List-space is an environment which offers a generic set of methods that can manipulate a space of list-items, each addressable by a binary list-item-key. Each list-item is composed of three list-item-keys. This simple model is rich enough to support many kinds of higher data structures such as stacks, queues, threads, loops and trees.

  • listInsert()
  • listRemove(subject)
  • listTraverse(subject, object)
  • listGetValue(subject)
  • listSetValue(subject, value)
  • listGetKeys(subject)

List space definition

To allow automated replication of list-space functionality in different environments, nodal organisations are defined to integrate with the program compilation resources. To make use of these nodal organisations, the list-space must be completely defined using the concepts available from within a node-space.

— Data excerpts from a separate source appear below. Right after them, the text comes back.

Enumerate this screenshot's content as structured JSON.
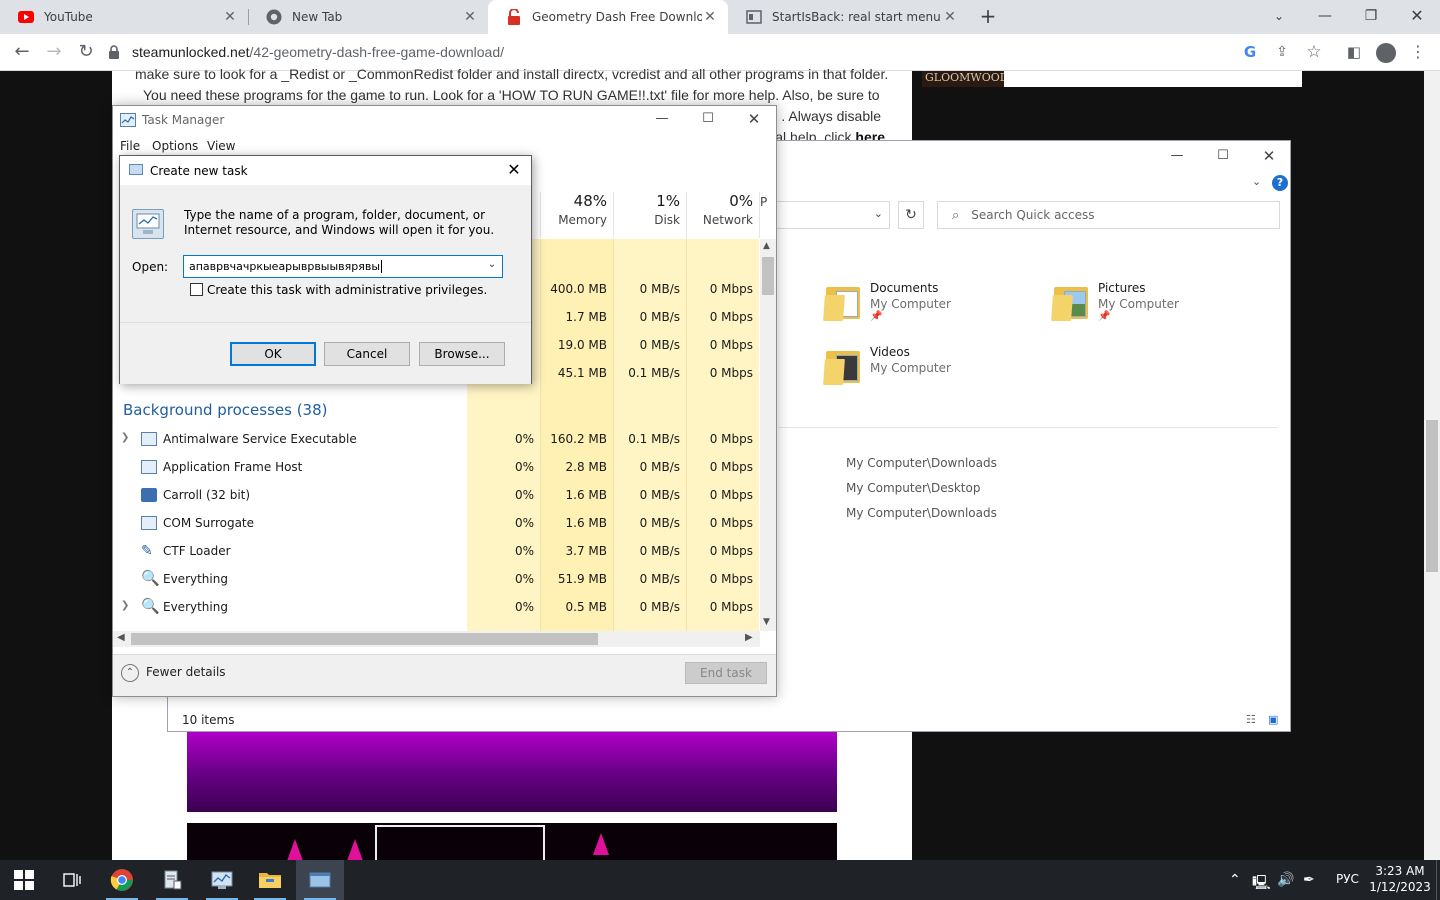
{
  "browser": {
    "tabs": [
      {
        "title": "YouTube",
        "icon": "youtube-icon"
      },
      {
        "title": "New Tab",
        "icon": "chrome-icon"
      },
      {
        "title": "Geometry Dash Free Download (",
        "icon": "steamunlocked-icon",
        "active": true
      },
      {
        "title": "StartIsBack: real start menu for W",
        "icon": "startisback-icon"
      }
    ],
    "url_domain": "steamunlocked.net",
    "url_path": "/42-geometry-dash-free-game-download/"
  },
  "page": {
    "line1": "make sure to look for a _Redist or _CommonRedist folder and install directx, vcredist and all other programs in that folder.",
    "line2": "You need these programs for the game to run. Look for a 'HOW TO RUN GAME!!.txt' file for more help. Also, be sure to",
    "line3_end": ". Always disable",
    "line4_end": "al help, click ",
    "here_link": "here",
    "ad_text": "GLOOMWOOD"
  },
  "explorer": {
    "search_placeholder": "Search Quick access",
    "folders": [
      {
        "name": "Documents",
        "location": "My Computer"
      },
      {
        "name": "Pictures",
        "location": "My Computer"
      },
      {
        "name": "Videos",
        "location": "My Computer"
      }
    ],
    "recent": [
      "My Computer\\Downloads",
      "My Computer\\Desktop",
      "My Computer\\Downloads"
    ],
    "status": "10 items"
  },
  "task_manager": {
    "title": "Task Manager",
    "menu": [
      "File",
      "Options",
      "View"
    ],
    "columns": [
      {
        "pct": "48%",
        "label": "Memory"
      },
      {
        "pct": "1%",
        "label": "Disk"
      },
      {
        "pct": "0%",
        "label": "Network"
      },
      {
        "pct": "",
        "label": "P"
      }
    ],
    "top_rows": [
      {
        "memory": "400.0 MB",
        "disk": "0 MB/s",
        "network": "0 Mbps"
      },
      {
        "memory": "1.7 MB",
        "disk": "0 MB/s",
        "network": "0 Mbps"
      },
      {
        "memory": "19.0 MB",
        "disk": "0 MB/s",
        "network": "0 Mbps"
      },
      {
        "memory": "45.1 MB",
        "disk": "0.1 MB/s",
        "network": "0 Mbps"
      }
    ],
    "section_title": "Background processes (38)",
    "processes": [
      {
        "name": "Antimalware Service Executable",
        "cpu": "0%",
        "memory": "160.2 MB",
        "disk": "0.1 MB/s",
        "network": "0 Mbps",
        "expandable": true
      },
      {
        "name": "Application Frame Host",
        "cpu": "0%",
        "memory": "2.8 MB",
        "disk": "0 MB/s",
        "network": "0 Mbps"
      },
      {
        "name": "Carroll (32 bit)",
        "cpu": "0%",
        "memory": "1.6 MB",
        "disk": "0 MB/s",
        "network": "0 Mbps"
      },
      {
        "name": "COM Surrogate",
        "cpu": "0%",
        "memory": "1.6 MB",
        "disk": "0 MB/s",
        "network": "0 Mbps"
      },
      {
        "name": "CTF Loader",
        "cpu": "0%",
        "memory": "3.7 MB",
        "disk": "0 MB/s",
        "network": "0 Mbps"
      },
      {
        "name": "Everything",
        "cpu": "0%",
        "memory": "51.9 MB",
        "disk": "0 MB/s",
        "network": "0 Mbps"
      },
      {
        "name": "Everything",
        "cpu": "0%",
        "memory": "0.5 MB",
        "disk": "0 MB/s",
        "network": "0 Mbps",
        "expandable": true
      }
    ],
    "fewer_details": "Fewer details",
    "end_task": "End task"
  },
  "run_dialog": {
    "title": "Create new task",
    "description": "Type the name of a program, folder, document, or Internet resource, and Windows will open it for you.",
    "open_label": "Open:",
    "input_value": "апаврвчачркыеарыврвыывярявы",
    "admin_label": "Create this task with administrative privileges.",
    "admin_checked": false,
    "ok": "OK",
    "cancel": "Cancel",
    "browse": "Browse..."
  },
  "taskbar": {
    "language": "РУС",
    "time": "3:23 AM",
    "date": "1/12/2023"
  },
  "colors": {
    "accent": "#0078d7",
    "tm_highlight": "#fff4c4",
    "taskbar": "#1f2328"
  }
}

The list-space functions are designed to use only very generic operations. The highest level operations a list-space needs are as follows:

  • malloc - the ability to access an area of memory in the form of a sequence of items which each have a fixed ordered range of possible states. The most practical being 24 or 32 bit binary words, or in a high level language, an array of integers.
  • reference - each item in the sequence can be referred to by exactly one of the possible states - i.e. a state can be interpreted as an item-reference.
  • change - states can be copied from one address to another.
  • binary operations - the ability to represent a state as a binary sequence and iterate through it. Interpretation of a state as an address is also be based on representing state as binary. In both high level languages, or machine code level this can be achieved with the standard binary operations such as AND, OR, XOR, <<, >>.